Conséquemment si les subdivisions de l’or, de l’argent & du cuivre, ne sont pas dans une certaine proportion entr’elles, les choses payées par le riche en personne, doivent augmenter de prix dans une proportion plus grande que les richesses générales, parce que souvent le riche ne se donne ni le tems, ni la peine de disputer sur le prix de ce qu’il desire ; quelquefois même il en a honte. Cette observation n’est pas aussi frivole qu’elle pourra le paroître au premier aspect ; car dans un etat où les fortunes seront très inégales hors du Commerce, l’augmentation des salaires commencera par un mauvais principe, & presque toûjours par les professions moins utiles ; d’où elle passe ensuite aux professions plus nécessaires. Alors le commerce étranger pourra en être affoibli, avant d’avoir attiré la quantité convenable d’argent étranger. Si l’augmentation du salaire des ouvriers nécessaires trouve des obstacles dans la pauvreté d’une partie du peuple, l’abus est bien plus considérable : car l’équilibre est anéanti entre les professions ; les plus nécessaires sont abandonnées pour embrasser celles qui sont superflues, mais plus lucratives. A Dieu ne plaise que je desire que le peuple ne se ressente pas d’une aisance dont l’état n’est redevable qu’à lui ! au contraire je pense que le dépôt des richesses n’est utile qu’entre ses mains, & le Commerce seul peut le lui donner, le lui conserver. Mais il me semble que ces richesses doivent être partagées le plus également qu’il est possible, & qu’aucun des petits moyens généraux qui peuvent y conduire n’est à négliger.
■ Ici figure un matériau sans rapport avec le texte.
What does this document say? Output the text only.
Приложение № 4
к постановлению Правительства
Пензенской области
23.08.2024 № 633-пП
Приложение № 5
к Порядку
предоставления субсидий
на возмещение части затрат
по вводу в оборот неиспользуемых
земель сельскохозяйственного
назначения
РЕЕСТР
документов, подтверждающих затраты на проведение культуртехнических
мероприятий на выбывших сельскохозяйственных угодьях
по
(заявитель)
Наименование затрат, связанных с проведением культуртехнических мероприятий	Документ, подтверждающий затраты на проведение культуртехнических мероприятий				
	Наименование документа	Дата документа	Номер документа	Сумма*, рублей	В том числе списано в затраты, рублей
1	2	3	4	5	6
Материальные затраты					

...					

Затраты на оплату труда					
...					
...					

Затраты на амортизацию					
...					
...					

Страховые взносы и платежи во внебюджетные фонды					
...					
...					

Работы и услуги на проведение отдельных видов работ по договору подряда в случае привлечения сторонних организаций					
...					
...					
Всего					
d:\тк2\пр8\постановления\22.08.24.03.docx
Par une conséquence naturelle de ce que nous venons de dire, il est évident qu’à mesure que les monnoies de cuivre disparoissent du Commerce, les denrées haussent de prix.

Cette double proportion entre les poids & les titres des divers métaux monnoyés n’est pas la seule que le législateur doive observer. Puisque le poids & le titre sont la seule valeur intrinseque des monnoies ; il est clair qu’il est une autre proportion également essentielle entre les divisions & les subdivisions de chaque espece de métal.

Soit, par exemple, une portion d’argent m, d’un poids a, d’un titre quelconque, sous une dénomination c. On aura a=c.

Si on altere le titre, c’est-à-dire si l’on substitue dans la portion d’argent m, à la place d’une quantité quelconque x de cet argent, une quantité y d’alliage, telle que la portion d’argent m reste toûjours du même poids a.

Soit z la différence en valeur réelle & générale de la quantité x & de la quantité y.

Il est clair qu’on aura un poids a=c & un poids a=c-z.

Si le législateur veut qu’un poids a, quel qu’il soit indistinctement, paye c ; c’est précisément comme s’il ordonnoit que c soit égal à c-z. Qu’arrivera-t-il de-là ? que chacun s’efforcera de faire le payement c avec le poids a=c-z, plutôt qu’avec le poids a=c ; parce qu’il gagnera la quantité z. Par la même raison personne ne voudra recevoir le poids a=c-z, d’où naîtra une interruption de commerce, un resserrement de toutes les quantités a=c, & un desordre général.

Ce n’est pas cependant encore tout le mal. Ceux qui se seront les premiers apperçus des deux valeurs d’un même poids a, auront acheté des poids a=c, avec des poids a=c-z ; ils auront fait passer les poids a=c dans les états voisins, pour les refondre & rapporter des poids a=c-z, avec lesquels ils feront le payement c tant que le desordre durera.